An arrangement whereby multinational organisations can benefit from favourable insured claims experience on a worldwide basis. It is essentially a second-stage accounting of insured employee benefits plans at an international level.

Where to get more information?

International Employee Benefits Association

Which are the main networks?

Allianz All Net, Generali Employee Benefits Network, International Group Program (IGP), ING Global Network, Insurope, Maxis Global Benefits Network, Swiss Life Network, Zurich Employee Benefit Network

Multinational pooling arrangements for group risk benefits can yield significant savings for employers operating across several countries, says Jennifer Paterson

Multinational pooling is a global approach to insuring benefit liabilities and achieving savings, while still enabling employers to meet individual legal and practical requirements for insurance coverage in each country.†

Theo Lutgendorff, head of Zurich Employee Benefits Network (ZEBN), says: “Within one country, an employer can establish benefit plans whereby all staff at its various branches and subsidiaries can be covered by a contract with one insurer. Approaching the insurance market with the combined membership of all plans in one country often enables a better premium rate to be achieved than if each of the plans was insured on a standalone basis.”

First introduced in the 1950s when US multinationals started to expand into Europe, pooling arrangements are gaining popularity.

Roland de Crombrugghe, general manager at ING Global Network, says: “Those multinationals asked their US insurer if they could insure employees abroad, but at that time they could not. In most countries, if employers want tax-deductible premiums, they need to use the local licensed insurer.
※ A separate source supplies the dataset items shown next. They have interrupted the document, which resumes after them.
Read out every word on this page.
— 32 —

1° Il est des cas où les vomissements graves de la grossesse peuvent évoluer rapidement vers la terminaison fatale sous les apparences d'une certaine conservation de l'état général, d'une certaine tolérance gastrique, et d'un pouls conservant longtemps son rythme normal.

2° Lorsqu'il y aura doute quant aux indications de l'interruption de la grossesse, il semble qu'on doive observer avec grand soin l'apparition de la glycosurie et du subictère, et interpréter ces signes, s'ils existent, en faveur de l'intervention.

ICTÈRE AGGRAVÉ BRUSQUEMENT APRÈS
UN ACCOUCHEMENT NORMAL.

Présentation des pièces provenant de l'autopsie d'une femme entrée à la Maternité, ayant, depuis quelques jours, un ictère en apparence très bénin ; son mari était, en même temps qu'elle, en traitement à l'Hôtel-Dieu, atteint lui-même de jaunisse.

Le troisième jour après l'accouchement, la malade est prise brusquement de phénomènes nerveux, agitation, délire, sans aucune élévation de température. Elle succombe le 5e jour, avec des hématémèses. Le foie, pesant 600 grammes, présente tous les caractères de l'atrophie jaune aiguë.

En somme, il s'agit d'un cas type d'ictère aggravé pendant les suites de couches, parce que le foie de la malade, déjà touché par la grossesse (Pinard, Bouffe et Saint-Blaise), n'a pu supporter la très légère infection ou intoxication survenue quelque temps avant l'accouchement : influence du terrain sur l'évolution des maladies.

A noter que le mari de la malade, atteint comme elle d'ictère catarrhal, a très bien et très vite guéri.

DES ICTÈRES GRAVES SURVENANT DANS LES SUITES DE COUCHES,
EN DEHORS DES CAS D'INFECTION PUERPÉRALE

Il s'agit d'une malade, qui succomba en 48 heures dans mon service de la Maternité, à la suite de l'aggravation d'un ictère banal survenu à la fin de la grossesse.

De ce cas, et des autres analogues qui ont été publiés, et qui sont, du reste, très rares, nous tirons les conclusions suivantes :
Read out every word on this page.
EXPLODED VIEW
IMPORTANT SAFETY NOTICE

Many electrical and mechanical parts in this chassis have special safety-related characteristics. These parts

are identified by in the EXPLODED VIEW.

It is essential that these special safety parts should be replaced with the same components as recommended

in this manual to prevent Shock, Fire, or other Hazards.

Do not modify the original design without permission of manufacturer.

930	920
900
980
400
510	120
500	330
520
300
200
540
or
US insurers made agreements with local insurers and started networks, setting rules on how to consolidate contracts.”

A pool brings together insured group risk benefits such as life insurance, income protection, short- and long-term disability and accident policies. It could also include pensions or private medical insurance. In most cases, a benefits provider will partner with a pooling network. Paul Avis, sales and marketing director at Canada Life, says: “We are only interested in group risk, but our pooling partners offer private medical insurance, and will do some pensions work for multinationals. Each country will have a different range of insurance services.”

Three common types of pool

To consider multinational pooling, an organisation must operate in two or more countries and employ at least 100 staff. It would typically adopt one of three common types of pool, each offering a different level of protection. A loss carry-forward pool may have surpluses in claim-free years as high as 85% of premiums paid, with any losses carried forward to the next reporting period.

Stop-loss pools offer the protection of any losses being absorbed by the network partners at the end of each reporting period.

In claim-free years, the typical dividend could be about 70% of premiums paid. Multiple employer pools are suitable for multinational organisations with a smaller number of staff, for which greater volatility in claims is likely.

Typical dividends in a claim-free year can be 25% of premiums paid. The suitability of a pool often depends on a firm’s size and attitude toward risk.

Colin Vening, a senior consultant in Mercer’s international health and benefits team, says: “To get the best return from pooling, employers want the maximum number of contracts and countries. Spreading the risk increases their chances of a dividend. The idea is to negotiate lower front-end costs in each country. But the bigger traction there
is, if their claims are low, a dividend should be payable at the end of a calendar year.”

Each year, the insurance networks put together a profit-and-loss account for providers, which then give an employer details of all its policies in each country.

Vening says: “If an organisation is looking for more control on its employee benefits spend on a global basis, multinational pooling will help it achieve that.”

Avis adds: “There are no explicit costs involved within a pool. If the pool makes a profit, an employer gets a dividend, and it gets an effective profit share back on the money it has paid in. There is no real downside to going into an arrangement.”